The vice chairperson also understands the change in consumer behaviour. “People have adapted to technology beautifully. Since the consumption pattern has changed so much, we will have to wait and see what we have in store. Also, we have a few products that will come to the market very soon, but everything will hinge on consumer pattern and behaviour,” she adds.
The company will also have to take the young demography of the country into serious consideration, as making products that have little relevance to almost a third of the population (less than 44 years) could be suicidal. A 2017 report from Morgan Stanley Research suggests that 70% of total household incomes are contributed by millennials or those born after 1982.

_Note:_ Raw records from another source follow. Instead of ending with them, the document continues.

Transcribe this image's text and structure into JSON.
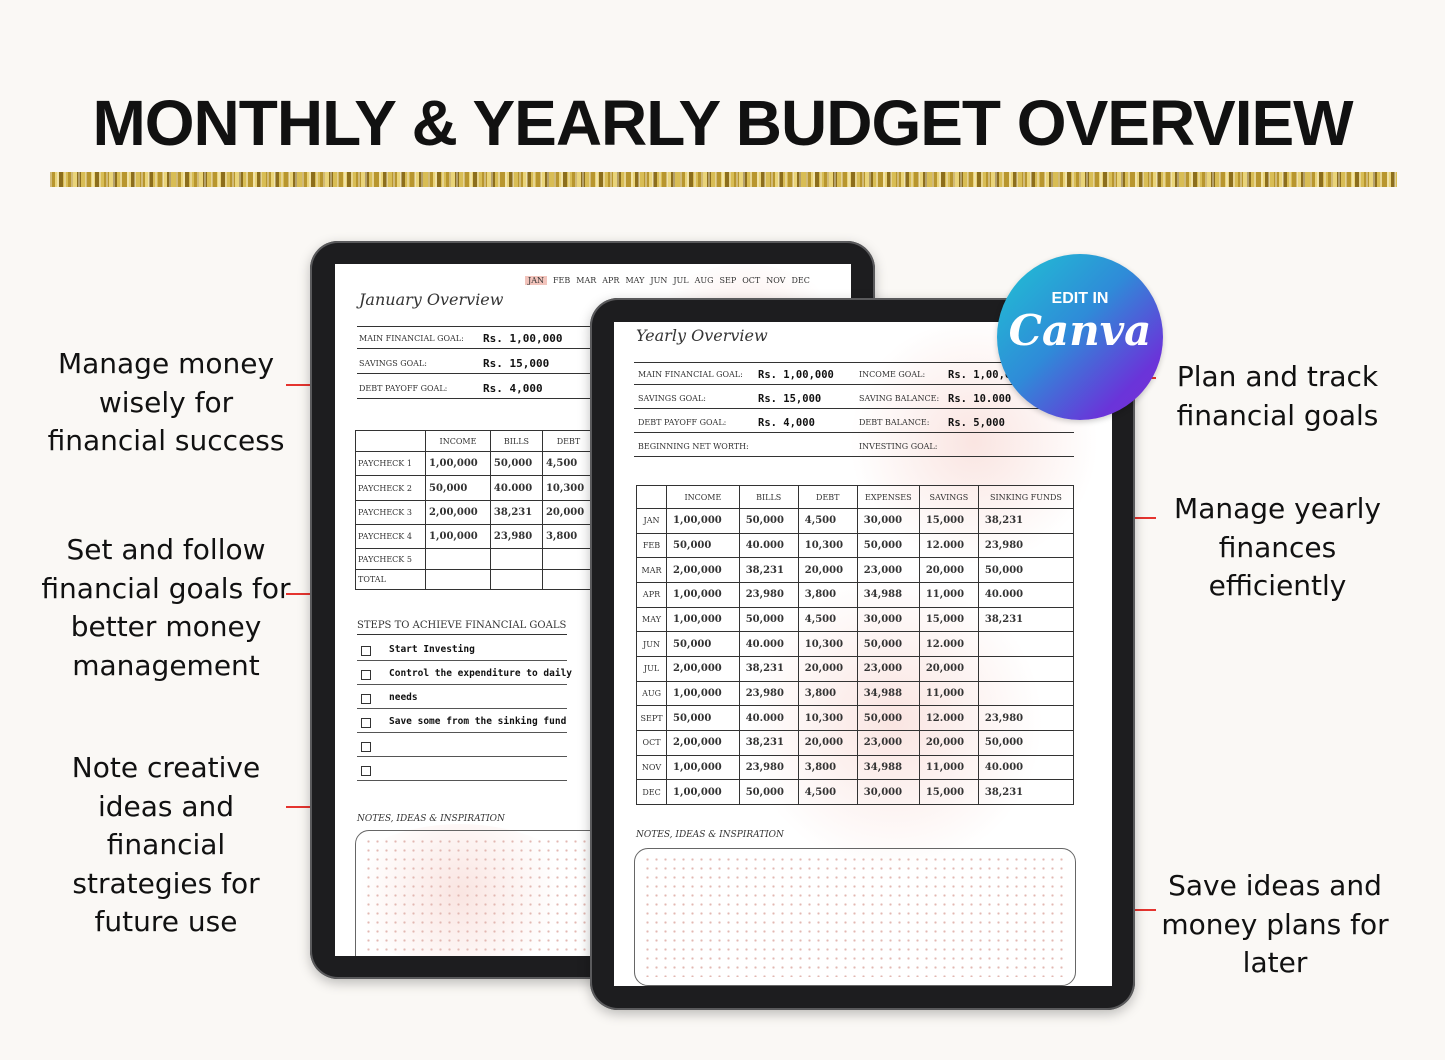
{
  "title": "MONTHLY & YEARLY BUDGET OVERVIEW",
  "callouts_left": [
    "Manage money wisely for financial success",
    "Set and follow financial goals for better money management",
    "Note creative ideas and financial strategies for future use"
  ],
  "callouts_right": [
    "Plan and track financial goals",
    "Manage yearly finances efficiently",
    "Save ideas and money plans for later"
  ],
  "badge": {
    "top": "EDIT IN",
    "brand": "Canva"
  },
  "monthly": {
    "months": [
      "JAN",
      "FEB",
      "MAR",
      "APR",
      "MAY",
      "JUN",
      "JUL",
      "AUG",
      "SEP",
      "OCT",
      "NOV",
      "DEC"
    ],
    "title": "January Overview",
    "goals": [
      {
        "label": "MAIN FINANCIAL GOAL:",
        "value": "Rs. 1,00,000"
      },
      {
        "label": "SAVINGS GOAL:",
        "value": "Rs. 15,000"
      },
      {
        "label": "DEBT PAYOFF GOAL:",
        "value": "Rs. 4,000"
      }
    ],
    "columns": [
      "",
      "INCOME",
      "BILLS",
      "DEBT"
    ],
    "rows": [
      [
        "PAYCHECK 1",
        "1,00,000",
        "50,000",
        "4,500"
      ],
      [
        "PAYCHECK 2",
        "50,000",
        "40.000",
        "10,300"
      ],
      [
        "PAYCHECK 3",
        "2,00,000",
        "38,231",
        "20,000"
      ],
      [
        "PAYCHECK 4",
        "1,00,000",
        "23,980",
        "3,800"
      ],
      [
        "PAYCHECK 5",
        "",
        "",
        ""
      ],
      [
        "TOTAL",
        "",
        "",
        ""
      ]
    ],
    "steps_heading": "STEPS TO ACHIEVE FINANCIAL GOALS",
    "steps": [
      "Start Investing",
      "Control the expenditure to daily",
      "needs",
      "Save some from the sinking fund",
      "",
      ""
    ],
    "notes_heading": "NOTES, IDEAS & INSPIRATION"
  },
  "yearly": {
    "title": "Yearly Overview",
    "goals_left": [
      {
        "label": "MAIN FINANCIAL GOAL:",
        "value": "Rs. 1,00,000"
      },
      {
        "label": "SAVINGS GOAL:",
        "value": "Rs. 15,000"
      },
      {
        "label": "DEBT PAYOFF GOAL:",
        "value": "Rs. 4,000"
      },
      {
        "label": "BEGINNING NET WORTH:",
        "value": ""
      }
    ],
    "goals_right": [
      {
        "label": "INCOME GOAL:",
        "value": "Rs. 1,00,000"
      },
      {
        "label": "SAVING BALANCE:",
        "value": "Rs. 10.000"
      },
      {
        "label": "DEBT BALANCE:",
        "value": "Rs. 5,000"
      },
      {
        "label": "INVESTING GOAL:",
        "value": ""
      }
    ],
    "columns": [
      "",
      "INCOME",
      "BILLS",
      "DEBT",
      "EXPENSES",
      "SAVINGS",
      "SINKING FUNDS"
    ],
    "rows": [
      [
        "JAN",
        "1,00,000",
        "50,000",
        "4,500",
        "30,000",
        "15,000",
        "38,231"
      ],
      [
        "FEB",
        "50,000",
        "40.000",
        "10,300",
        "50,000",
        "12.000",
        "23,980"
      ],
      [
        "MAR",
        "2,00,000",
        "38,231",
        "20,000",
        "23,000",
        "20,000",
        "50,000"
      ],
      [
        "APR",
        "1,00,000",
        "23,980",
        "3,800",
        "34,988",
        "11,000",
        "40.000"
      ],
      [
        "MAY",
        "1,00,000",
        "50,000",
        "4,500",
        "30,000",
        "15,000",
        "38,231"
      ],
      [
        "JUN",
        "50,000",
        "40.000",
        "10,300",
        "50,000",
        "12.000",
        ""
      ],
      [
        "JUL",
        "2,00,000",
        "38,231",
        "20,000",
        "23,000",
        "20,000",
        ""
      ],
      [
        "AUG",
        "1,00,000",
        "23,980",
        "3,800",
        "34,988",
        "11,000",
        ""
      ],
      [
        "SEPT",
        "50,000",
        "40.000",
        "10,300",
        "50,000",
        "12.000",
        "23,980"
      ],
      [
        "OCT",
        "2,00,000",
        "38,231",
        "20,000",
        "23,000",
        "20,000",
        "50,000"
      ],
      [
        "NOV",
        "1,00,000",
        "23,980",
        "3,800",
        "34,988",
        "11,000",
        "40.000"
      ],
      [
        "DEC",
        "1,00,000",
        "50,000",
        "4,500",
        "30,000",
        "15,000",
        "38,231"
      ]
    ],
    "notes_heading": "NOTES, IDEAS & INSPIRATION"
  }
}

Saregama has started heading in that direction. To bring the younger audience into its consumer bracket, the Carvaan Mini, also the highest selling model for Saregama, was launched by the company in 2017. It was sold as a device that youngsters in the 22–35 years age bracket could use as a Bluetooth speaker while it could also become a shared gadget at homes due to its FM feature and preloaded songs. Carvaan Mini Kids, another popular variant, was also introduced in 2020 with English and Hindi rhymes, bedtime stories and more.
“We are investing in new content and will soon have something for the next gen as well,” says Jain. Nonetheless, she maintains confidence in Carvaan and, interestingly, adds, “Digital platforms focus on technology, and we focus on anthropology.”